I was pleased to see the mention of Lucius Beebe. He's a wonderful example of the cafe society which was passing away as Claiborne arrived.
What is most striking, though, are the head-snapping juxtapositions of linen and linoleum. In one column, Claiborne recommended both a Neapolitan pizzeria and the Colony, the hive of society where Sirio Maccioni studied the art of seating arrangements. In another, Claiborne praised the kitchen at La Côte Basque but had more to say about the food at Chock Full o’ Nuts: “There are more than 30 of these first-class establishments in New York. They are neat as a whistle and the sandwiches and pastries are of a high order.”
Readers who questioned whether Claiborne really put such different genres of dining on an equal footing would learn the answer the day he began handing out stars.
In a basement near Battery Park, Jimmy’s Greek American Restaurant prepared moussaka and braised lamb for lunch customers who served themselves by walking right into the kitchen. Claiborne gave the place two stars.
Claiborne’s reviews were just one part of that model. He wrote about changing tastes in the White House kitchen, stood by the stove with home cooks who showed him how to prepare tortillas, and reported on the rise of nouvelle cuisine in France. He traveled, most famously to Paris for a $4,000 dinner that he wrote up on the front page, but to more far-flung locales, too.
“I think people were sort of astonished when he did things like he went to Vietnam during the war and sat there within the sound of gunfire, and discovered things like shrimp on a stick,” said Mr. McNamee, Claiborne’s biographer. “He was able to go to Alaska and eat blubber and moose liver and write about it in this strange trance. He seems to take everything in stride. I think this sort of nervelessness helped him bring people around to just trying anything.”
If every meal could be critiqued, even a doughnut at the counter of Chock Full o’ Nuts, then everybody could be a critic. Followed far enough, this road leads to Yelp.
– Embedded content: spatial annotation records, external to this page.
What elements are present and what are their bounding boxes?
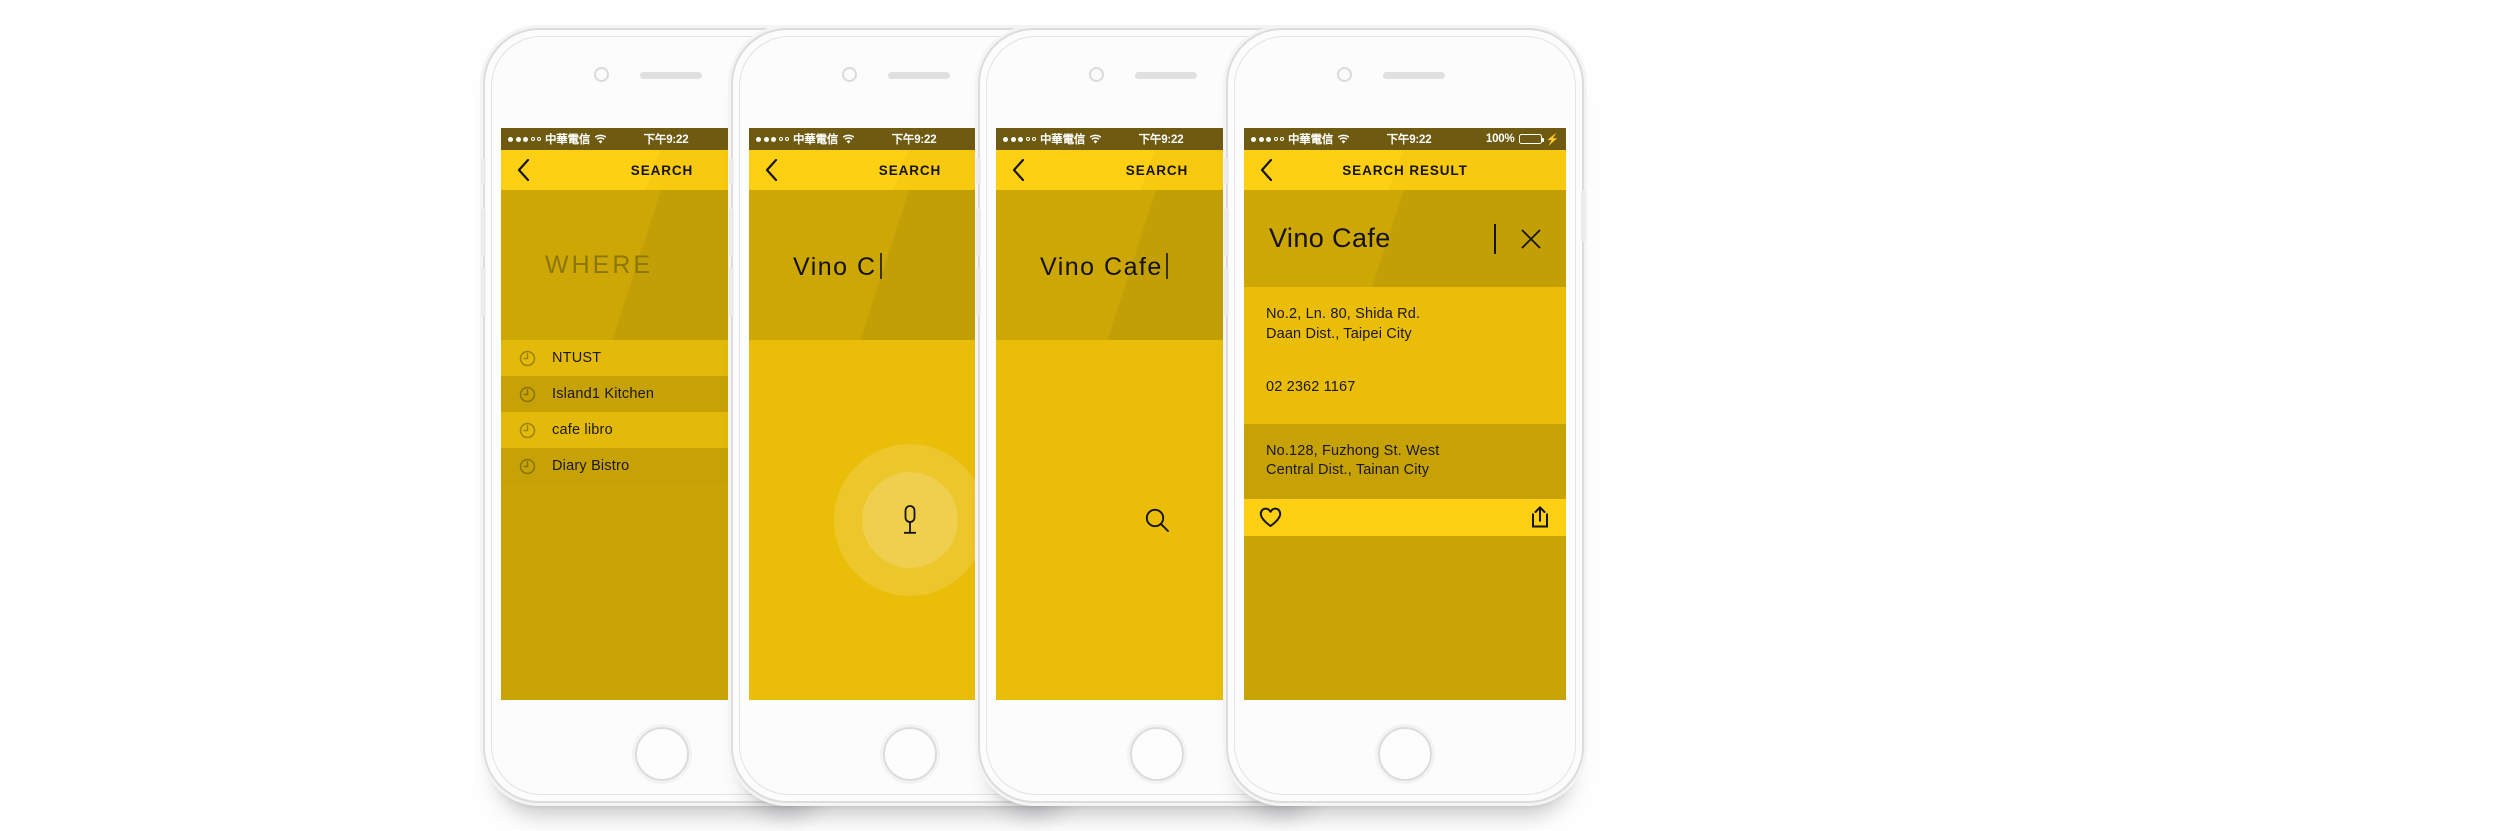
volume-up-button[interactable] xyxy=(1224,208,1229,256)
clock-icon xyxy=(519,386,536,403)
result-title: Vino Cafe xyxy=(1269,223,1391,253)
front-camera-icon xyxy=(1089,67,1104,82)
signal-strength-icon xyxy=(1003,136,1036,142)
search-input-value-wrap: Vino Cafe xyxy=(1018,249,1244,282)
address-line-1: No.2, Ln. 80, Shida Rd. xyxy=(1266,306,1421,322)
power-button[interactable] xyxy=(1581,190,1586,242)
search-input-value: Vino C xyxy=(793,252,877,281)
clock-icon xyxy=(519,350,536,367)
earpiece-speaker xyxy=(888,72,950,79)
result-action-bar xyxy=(1244,498,1566,536)
list-item-label: cafe libro xyxy=(552,422,613,438)
text-caret xyxy=(879,252,882,279)
earpiece-speaker xyxy=(640,72,702,79)
search-input-value: Vino Cafe xyxy=(1040,252,1163,281)
address-line-2: Daan Dist., Taipei City xyxy=(1266,325,1412,342)
silent-switch[interactable] xyxy=(1224,158,1229,184)
silent-switch[interactable] xyxy=(729,158,734,184)
address-line-2: Central Dist., Tainan City xyxy=(1266,462,1430,479)
clock-label: 下午9:22 xyxy=(643,134,689,146)
front-camera-icon xyxy=(842,67,857,82)
page-title: SEARCH RESULT xyxy=(1342,162,1468,178)
battery-percent-label: 100% xyxy=(1485,133,1515,145)
share-icon[interactable] xyxy=(1529,505,1551,529)
clock-label: 下午9:22 xyxy=(1386,134,1432,146)
address-line-1: No.128, Fuzhong St. West xyxy=(1266,442,1440,459)
result-address-secondary: No.128, Fuzhong St. West Central Dist., … xyxy=(1244,423,1566,499)
home-button[interactable] xyxy=(1130,727,1184,781)
carrier-label: 中華電信 xyxy=(1040,134,1086,146)
clock-label: 下午9:22 xyxy=(1138,134,1184,146)
volume-up-button[interactable] xyxy=(481,208,486,256)
volume-down-button[interactable] xyxy=(976,268,981,316)
nav-bar: SEARCH RESULT xyxy=(1244,150,1566,190)
silent-switch[interactable] xyxy=(976,158,981,184)
phone-4-search-result: 中華電信 下午9:22 100% ⚡ SEARCH RESULT Vino Ca… xyxy=(1224,28,1586,803)
earpiece-speaker xyxy=(1383,72,1445,79)
status-bar-left: 中華電信 xyxy=(1251,131,1350,147)
carrier-label: 中華電信 xyxy=(793,134,839,146)
volume-down-button[interactable] xyxy=(729,268,734,316)
front-camera-icon xyxy=(1337,67,1352,82)
earpiece-speaker xyxy=(1135,72,1197,79)
phone-number-label: 02 2362 1167 xyxy=(1266,379,1356,396)
result-phone[interactable]: 02 2362 1167 xyxy=(1244,362,1566,424)
clock-icon xyxy=(519,458,536,475)
clock-label: 下午9:22 xyxy=(891,134,937,146)
screenshot-canvas: 中華電信 下午9:22 100% ⚡ SEARCH xyxy=(0,0,2500,831)
list-item-label: Diary Bistro xyxy=(552,458,630,474)
search-input-value-wrap: Vino C xyxy=(771,249,997,282)
search-icon[interactable] xyxy=(1143,506,1171,534)
microphone-icon[interactable] xyxy=(900,503,920,537)
status-bar-left: 中華電信 xyxy=(756,131,855,147)
wifi-icon xyxy=(1337,134,1350,145)
front-camera-icon xyxy=(594,67,609,82)
carrier-label: 中華電信 xyxy=(545,134,591,146)
wifi-icon xyxy=(1089,134,1102,145)
result-header: Vino Cafe xyxy=(1244,190,1566,287)
close-icon[interactable] xyxy=(1516,227,1546,251)
search-placeholder-label: WHERE xyxy=(545,250,654,279)
volume-down-button[interactable] xyxy=(481,268,486,316)
volume-up-button[interactable] xyxy=(976,208,981,256)
status-bar: 中華電信 下午9:22 100% ⚡ xyxy=(1244,128,1566,150)
status-bar-left: 中華電信 xyxy=(508,131,607,147)
signal-strength-icon xyxy=(508,136,541,142)
bolt-icon: ⚡ xyxy=(1545,133,1560,146)
clock-icon xyxy=(519,422,536,439)
list-item-label: Island1 Kitchen xyxy=(552,386,655,402)
home-button[interactable] xyxy=(635,727,689,781)
carrier-label: 中華電信 xyxy=(1288,134,1334,146)
screen-search-result: 中華電信 下午9:22 100% ⚡ SEARCH RESULT Vino Ca… xyxy=(1244,128,1566,700)
volume-down-button[interactable] xyxy=(1224,268,1229,316)
volume-up-button[interactable] xyxy=(729,208,734,256)
field-divider xyxy=(1494,223,1496,254)
status-bar-left: 中華電信 xyxy=(1003,131,1102,147)
battery-icon xyxy=(1518,134,1544,144)
home-button[interactable] xyxy=(883,727,937,781)
signal-strength-icon xyxy=(756,136,789,142)
wifi-icon xyxy=(594,134,607,145)
status-bar-right: 100% ⚡ xyxy=(1486,133,1559,146)
list-item-label: NTUST xyxy=(552,350,602,366)
heart-icon[interactable] xyxy=(1259,507,1282,528)
wifi-icon xyxy=(842,134,855,145)
home-button[interactable] xyxy=(1378,727,1432,781)
result-address-primary: No.2, Ln. 80, Shida Rd. Daan Dist., Taip… xyxy=(1244,287,1566,363)
silent-switch[interactable] xyxy=(481,158,486,184)
signal-strength-icon xyxy=(1251,136,1284,142)
text-caret xyxy=(1165,252,1168,279)
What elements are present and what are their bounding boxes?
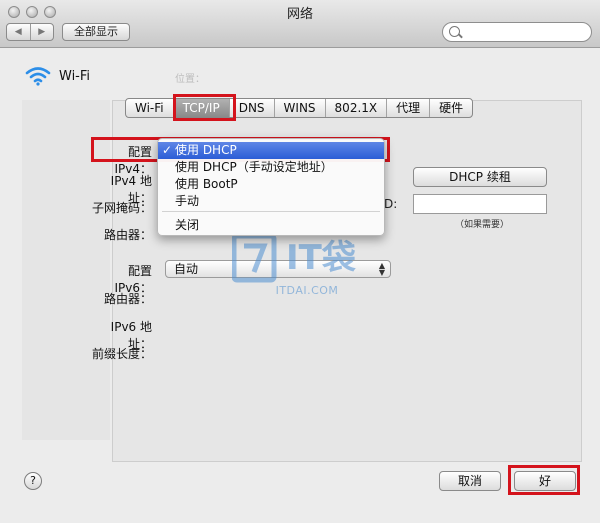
- tab-hardware[interactable]: 硬件: [430, 99, 472, 117]
- checkmark-icon: ✓: [162, 143, 173, 157]
- menu-item-off[interactable]: 关闭: [158, 217, 384, 234]
- subnet-mask-label: 子网掩码：: [92, 201, 153, 215]
- watermark-brand: IT袋: [286, 238, 356, 278]
- router-label: 路由器：: [103, 228, 152, 242]
- title-bar: 网络 ◀ ▶ 全部显示: [0, 0, 600, 48]
- help-button[interactable]: ?: [24, 472, 42, 490]
- itdai-watermark: IT袋 ITDAI.COM: [231, 232, 382, 302]
- tab-wifi[interactable]: Wi-Fi: [126, 99, 174, 117]
- prefix-length-label: 前缀长度：: [92, 347, 153, 361]
- client-id-label: D:: [384, 197, 398, 211]
- tab-wins[interactable]: WINS: [275, 99, 326, 117]
- search-icon: [449, 26, 460, 37]
- background-status-text: 位置：: [175, 74, 300, 85]
- nav-back-forward: ◀ ▶: [6, 23, 54, 41]
- network-preferences-window: 网络 ◀ ▶ 全部显示 位置： Wi-Fi Wi-Fi TCP/IP DNS W…: [0, 0, 600, 523]
- renew-dhcp-button[interactable]: DHCP 续租: [413, 167, 547, 187]
- cancel-button[interactable]: 取消: [439, 471, 501, 491]
- chevron-right-icon: ▶: [38, 27, 46, 37]
- highlight-tcpip-tab: [173, 94, 236, 121]
- window-title: 网络: [286, 7, 313, 22]
- tab-proxies[interactable]: 代理: [387, 99, 431, 117]
- tab-8021x[interactable]: 802.1X: [326, 99, 388, 117]
- wifi-icon: [25, 67, 51, 86]
- dhcp-client-id-field[interactable]: [413, 194, 547, 214]
- ipv6-router-label: 路由器：: [103, 292, 152, 306]
- chevron-left-icon: ◀: [14, 27, 22, 37]
- service-header: Wi-Fi: [25, 66, 90, 86]
- configure-ipv6-value: 自动: [174, 262, 199, 276]
- if-required-hint: （如果需要）: [455, 220, 510, 230]
- menu-item-dhcp[interactable]: ✓ 使用 DHCP: [158, 142, 384, 159]
- highlight-ok-button: [508, 465, 580, 495]
- menu-item-dhcp-label: 使用 DHCP: [175, 143, 237, 157]
- watermark-domain: ITDAI.COM: [275, 284, 339, 297]
- tab-dns[interactable]: DNS: [230, 99, 275, 117]
- back-button[interactable]: ◀: [7, 24, 30, 40]
- show-all-button[interactable]: 全部显示: [62, 23, 130, 41]
- configure-ipv4-menu: ✓ 使用 DHCP 使用 DHCP（手动设定地址） 使用 BootP 手动 关闭: [157, 138, 385, 236]
- menu-item-dhcp-manual[interactable]: 使用 DHCP（手动设定地址）: [158, 159, 384, 176]
- service-name: Wi-Fi: [59, 68, 91, 84]
- forward-button[interactable]: ▶: [29, 24, 54, 40]
- menu-separator: [162, 211, 380, 212]
- search-input[interactable]: [442, 22, 592, 42]
- menu-item-manual[interactable]: 手动: [158, 193, 384, 210]
- menu-item-bootp[interactable]: 使用 BootP: [158, 176, 384, 193]
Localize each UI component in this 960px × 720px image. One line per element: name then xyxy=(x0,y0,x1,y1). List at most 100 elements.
But it also leads to thousands of Americans treating each meal not as mere nourishment, and not as a reinforcement of social status, but as a chance to taste something new and wonderful.
Influential as he became, Claiborne seemed not to enjoy his power, or much else about the job. “At times I didn’t give a damn if all the restaurants in Manhattan were shoved into the East River and perished,” he wrote in his memoir. “Toward the end of my days as restaurant critic, I found myself increasingly indulging in drink, the better to endure another evening of dining out.”